PwC, Var Group launch Virgo blockchain to prevent luxury counterfeiting

Luxury goods bags clothes

Today a new platform for verifying the authenticity of luxury products using blockchain and IoT was launched by PwC, RFID solutions provider Temera, blockchain firm Luxochain and Italian IT services firm Var Group

Called Virgo, the platform will track supply chains of luxury products from raw materials purchase to manufacturing and sale in the retail market. 

In 2018 consultants Bain estimated the personal luxury goods market at €260 billion ($282 billion), worth €84 billion in Europe, €80 billion in the U.S. and €23 billion in China. According to the OECD counterfeits account for 5-9% of general global trade, resulting in almost $20 billion in counterfeit luxury goods annually. However, luxury goods could attract a higher proportion of counterfeits.

“Virgo’s goal is to protect brands’ reputation, creating Digital Certificates of Authenticity and ownership, for each product, providing new value chain-related analytics and insights, improving both loyalty and rewards process between brands and end-users,” said Davide Baldi, CEO of Luxochain. 

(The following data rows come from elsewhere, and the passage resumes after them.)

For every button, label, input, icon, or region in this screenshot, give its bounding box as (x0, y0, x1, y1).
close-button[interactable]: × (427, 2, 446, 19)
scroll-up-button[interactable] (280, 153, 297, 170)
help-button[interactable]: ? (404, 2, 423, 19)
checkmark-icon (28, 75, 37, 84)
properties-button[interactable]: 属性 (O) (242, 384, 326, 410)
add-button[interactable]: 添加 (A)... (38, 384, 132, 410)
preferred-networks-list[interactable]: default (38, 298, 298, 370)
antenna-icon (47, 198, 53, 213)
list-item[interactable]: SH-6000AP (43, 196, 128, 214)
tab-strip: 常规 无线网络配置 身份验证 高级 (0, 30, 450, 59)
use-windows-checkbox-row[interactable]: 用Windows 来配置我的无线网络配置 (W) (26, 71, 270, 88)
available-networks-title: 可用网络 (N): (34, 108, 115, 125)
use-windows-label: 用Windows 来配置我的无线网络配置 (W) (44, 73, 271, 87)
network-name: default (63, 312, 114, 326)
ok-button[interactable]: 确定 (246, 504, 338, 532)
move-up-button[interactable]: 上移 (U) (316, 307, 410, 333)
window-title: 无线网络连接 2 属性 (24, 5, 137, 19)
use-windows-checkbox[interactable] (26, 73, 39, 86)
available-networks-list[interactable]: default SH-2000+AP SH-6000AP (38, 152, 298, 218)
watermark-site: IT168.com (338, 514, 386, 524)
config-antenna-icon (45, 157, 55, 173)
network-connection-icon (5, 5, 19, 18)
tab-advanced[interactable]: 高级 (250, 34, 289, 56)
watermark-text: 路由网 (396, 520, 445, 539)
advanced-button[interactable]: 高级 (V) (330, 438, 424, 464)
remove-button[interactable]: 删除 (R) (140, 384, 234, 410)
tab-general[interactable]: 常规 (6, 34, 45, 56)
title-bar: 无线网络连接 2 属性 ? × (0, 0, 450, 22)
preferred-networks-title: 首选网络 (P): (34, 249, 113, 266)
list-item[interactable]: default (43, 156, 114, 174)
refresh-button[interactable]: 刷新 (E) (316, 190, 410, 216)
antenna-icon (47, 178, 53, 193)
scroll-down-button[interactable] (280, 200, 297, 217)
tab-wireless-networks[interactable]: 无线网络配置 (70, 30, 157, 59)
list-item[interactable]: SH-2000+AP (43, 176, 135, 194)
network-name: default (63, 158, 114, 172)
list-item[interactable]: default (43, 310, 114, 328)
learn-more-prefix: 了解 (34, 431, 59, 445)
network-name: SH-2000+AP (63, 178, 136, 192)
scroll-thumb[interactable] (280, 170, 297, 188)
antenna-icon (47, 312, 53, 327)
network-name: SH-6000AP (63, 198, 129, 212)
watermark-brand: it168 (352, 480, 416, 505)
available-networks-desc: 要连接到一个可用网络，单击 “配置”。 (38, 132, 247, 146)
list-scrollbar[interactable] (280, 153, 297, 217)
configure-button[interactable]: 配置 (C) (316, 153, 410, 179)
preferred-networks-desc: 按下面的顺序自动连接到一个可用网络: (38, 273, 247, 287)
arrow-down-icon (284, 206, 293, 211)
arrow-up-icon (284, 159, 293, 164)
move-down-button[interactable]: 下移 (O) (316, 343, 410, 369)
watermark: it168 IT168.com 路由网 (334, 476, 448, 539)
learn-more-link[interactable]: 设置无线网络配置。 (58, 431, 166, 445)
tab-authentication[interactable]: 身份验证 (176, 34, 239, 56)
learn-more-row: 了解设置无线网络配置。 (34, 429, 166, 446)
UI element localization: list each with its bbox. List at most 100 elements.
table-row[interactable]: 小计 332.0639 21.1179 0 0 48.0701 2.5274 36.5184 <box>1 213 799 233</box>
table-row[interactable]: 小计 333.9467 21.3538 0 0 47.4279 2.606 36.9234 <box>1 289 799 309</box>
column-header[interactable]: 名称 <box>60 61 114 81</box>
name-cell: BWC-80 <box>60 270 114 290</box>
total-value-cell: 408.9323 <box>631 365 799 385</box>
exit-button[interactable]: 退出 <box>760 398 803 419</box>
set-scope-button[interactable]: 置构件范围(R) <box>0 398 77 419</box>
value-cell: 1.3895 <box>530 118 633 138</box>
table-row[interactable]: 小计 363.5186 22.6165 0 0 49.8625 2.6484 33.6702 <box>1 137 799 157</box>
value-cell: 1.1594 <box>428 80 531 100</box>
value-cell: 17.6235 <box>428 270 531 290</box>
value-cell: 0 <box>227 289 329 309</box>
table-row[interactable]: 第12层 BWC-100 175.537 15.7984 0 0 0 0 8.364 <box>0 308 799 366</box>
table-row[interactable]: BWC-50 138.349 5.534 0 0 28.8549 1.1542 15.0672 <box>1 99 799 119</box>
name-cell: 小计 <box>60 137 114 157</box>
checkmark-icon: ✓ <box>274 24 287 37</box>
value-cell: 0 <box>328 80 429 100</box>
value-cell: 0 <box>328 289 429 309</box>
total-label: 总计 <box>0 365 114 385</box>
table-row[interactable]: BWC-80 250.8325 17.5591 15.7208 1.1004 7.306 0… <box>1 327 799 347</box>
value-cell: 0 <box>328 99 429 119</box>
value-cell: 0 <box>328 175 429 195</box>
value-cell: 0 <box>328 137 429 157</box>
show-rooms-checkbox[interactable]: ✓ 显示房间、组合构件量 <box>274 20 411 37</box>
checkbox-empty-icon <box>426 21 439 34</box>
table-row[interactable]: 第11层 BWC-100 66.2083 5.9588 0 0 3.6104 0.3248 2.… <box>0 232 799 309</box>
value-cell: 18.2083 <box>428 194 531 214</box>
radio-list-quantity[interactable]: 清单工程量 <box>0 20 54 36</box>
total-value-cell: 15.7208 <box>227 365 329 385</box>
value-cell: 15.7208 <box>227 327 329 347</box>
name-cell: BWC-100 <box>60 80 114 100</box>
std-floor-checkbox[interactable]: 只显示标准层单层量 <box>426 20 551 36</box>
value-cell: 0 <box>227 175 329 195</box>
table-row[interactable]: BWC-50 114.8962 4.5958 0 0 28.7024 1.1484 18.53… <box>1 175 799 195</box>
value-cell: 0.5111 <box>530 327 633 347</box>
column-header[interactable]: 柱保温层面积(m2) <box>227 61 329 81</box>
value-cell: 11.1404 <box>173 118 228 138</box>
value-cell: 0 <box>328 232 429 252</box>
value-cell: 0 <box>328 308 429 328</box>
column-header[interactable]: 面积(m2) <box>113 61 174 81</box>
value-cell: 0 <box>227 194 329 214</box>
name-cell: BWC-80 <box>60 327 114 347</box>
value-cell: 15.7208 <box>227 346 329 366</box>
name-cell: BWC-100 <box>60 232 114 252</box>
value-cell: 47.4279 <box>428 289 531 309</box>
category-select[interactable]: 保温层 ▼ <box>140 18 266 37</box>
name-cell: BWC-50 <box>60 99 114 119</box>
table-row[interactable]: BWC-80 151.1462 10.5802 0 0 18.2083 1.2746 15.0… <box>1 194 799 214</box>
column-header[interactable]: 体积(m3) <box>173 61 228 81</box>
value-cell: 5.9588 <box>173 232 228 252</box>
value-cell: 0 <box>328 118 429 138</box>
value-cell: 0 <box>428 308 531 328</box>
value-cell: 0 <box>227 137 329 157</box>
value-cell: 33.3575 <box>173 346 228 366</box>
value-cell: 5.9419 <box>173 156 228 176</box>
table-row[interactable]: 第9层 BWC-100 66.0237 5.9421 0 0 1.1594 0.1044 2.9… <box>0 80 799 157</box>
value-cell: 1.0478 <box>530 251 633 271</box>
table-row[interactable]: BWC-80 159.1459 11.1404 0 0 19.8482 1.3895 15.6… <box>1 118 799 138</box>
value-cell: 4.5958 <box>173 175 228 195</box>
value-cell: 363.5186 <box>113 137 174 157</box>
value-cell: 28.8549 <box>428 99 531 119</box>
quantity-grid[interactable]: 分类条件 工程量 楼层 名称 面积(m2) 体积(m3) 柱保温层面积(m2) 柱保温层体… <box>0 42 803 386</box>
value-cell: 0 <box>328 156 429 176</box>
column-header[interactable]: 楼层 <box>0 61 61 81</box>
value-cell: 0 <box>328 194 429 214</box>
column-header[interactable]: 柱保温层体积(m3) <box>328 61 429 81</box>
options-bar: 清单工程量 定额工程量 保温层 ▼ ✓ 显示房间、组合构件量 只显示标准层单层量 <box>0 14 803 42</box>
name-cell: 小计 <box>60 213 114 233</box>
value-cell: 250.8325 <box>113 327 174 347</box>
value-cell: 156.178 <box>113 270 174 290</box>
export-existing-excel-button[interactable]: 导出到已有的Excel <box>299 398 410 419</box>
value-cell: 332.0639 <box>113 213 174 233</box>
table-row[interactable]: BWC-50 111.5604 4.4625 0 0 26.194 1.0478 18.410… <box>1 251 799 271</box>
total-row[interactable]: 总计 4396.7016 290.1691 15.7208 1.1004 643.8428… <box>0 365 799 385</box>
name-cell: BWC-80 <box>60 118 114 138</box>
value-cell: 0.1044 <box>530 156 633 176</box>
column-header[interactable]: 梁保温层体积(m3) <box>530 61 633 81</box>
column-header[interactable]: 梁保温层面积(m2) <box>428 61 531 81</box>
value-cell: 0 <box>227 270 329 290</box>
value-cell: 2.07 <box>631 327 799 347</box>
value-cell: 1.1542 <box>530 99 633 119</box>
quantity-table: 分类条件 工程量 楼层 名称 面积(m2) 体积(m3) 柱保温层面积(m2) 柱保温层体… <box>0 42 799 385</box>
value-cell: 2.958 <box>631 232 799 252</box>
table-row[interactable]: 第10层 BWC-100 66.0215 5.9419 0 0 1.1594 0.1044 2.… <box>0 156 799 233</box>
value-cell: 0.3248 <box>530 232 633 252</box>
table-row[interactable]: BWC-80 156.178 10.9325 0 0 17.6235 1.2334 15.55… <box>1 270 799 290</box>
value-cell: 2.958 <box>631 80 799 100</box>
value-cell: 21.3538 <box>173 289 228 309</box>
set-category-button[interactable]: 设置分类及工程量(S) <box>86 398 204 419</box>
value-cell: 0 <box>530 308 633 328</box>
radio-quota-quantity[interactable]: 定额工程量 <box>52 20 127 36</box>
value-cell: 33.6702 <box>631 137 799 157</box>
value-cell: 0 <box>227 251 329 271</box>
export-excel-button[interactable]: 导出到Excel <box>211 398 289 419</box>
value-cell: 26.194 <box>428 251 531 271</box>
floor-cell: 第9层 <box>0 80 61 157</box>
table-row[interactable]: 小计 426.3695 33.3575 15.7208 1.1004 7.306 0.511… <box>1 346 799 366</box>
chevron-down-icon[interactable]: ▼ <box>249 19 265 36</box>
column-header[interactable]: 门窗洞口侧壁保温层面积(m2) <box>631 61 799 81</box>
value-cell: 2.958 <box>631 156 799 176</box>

The platform will allow manufacturers to self-certify product lots using RFID, NFC and blockchain certification. Additionally, brands can integrate Virgo with existing ERP systems. 

Consumers can use a mobile application to view details of a product such as its origin, the raw material used, ethical sustainability and environmental and social impact. 

“Current certification systems are complex and expensive, while the supplier monitoring system is inadequate to meet the ever-increasing need for transparency in the supply chain,” said Arcangelo D’Onofrio, CEO of Temera. 

Luxochain’s blockchain solution enables manufacturers to create a digital passport of a luxury product that is stored on the blockchain. And a digital wallet enables owners to keep their ownership certificates safe on the blockchain. 

The second feature is especially beneficial when luxury products are resold on the secondary market. Blockchain enables the smooth transfer of the ownership certificate, and the buyer can also check the authenticity of the product. 

The platform uses non fungible tokens (unique tokens ERC721) on the Ethereum blockchain, but it has both permissioned and permissionless solutions.

Previously, Louis Vuitton parent company LVMH said it was using the AURA blockchain for verifying the authenticity of luxury goods. And blockchain provenance firm Everledger is using DNA tagging to prevent counterfeiting of luxury products.

Meanwhile, Mastercard is working on a blockchain traceability solution for high-end clothing.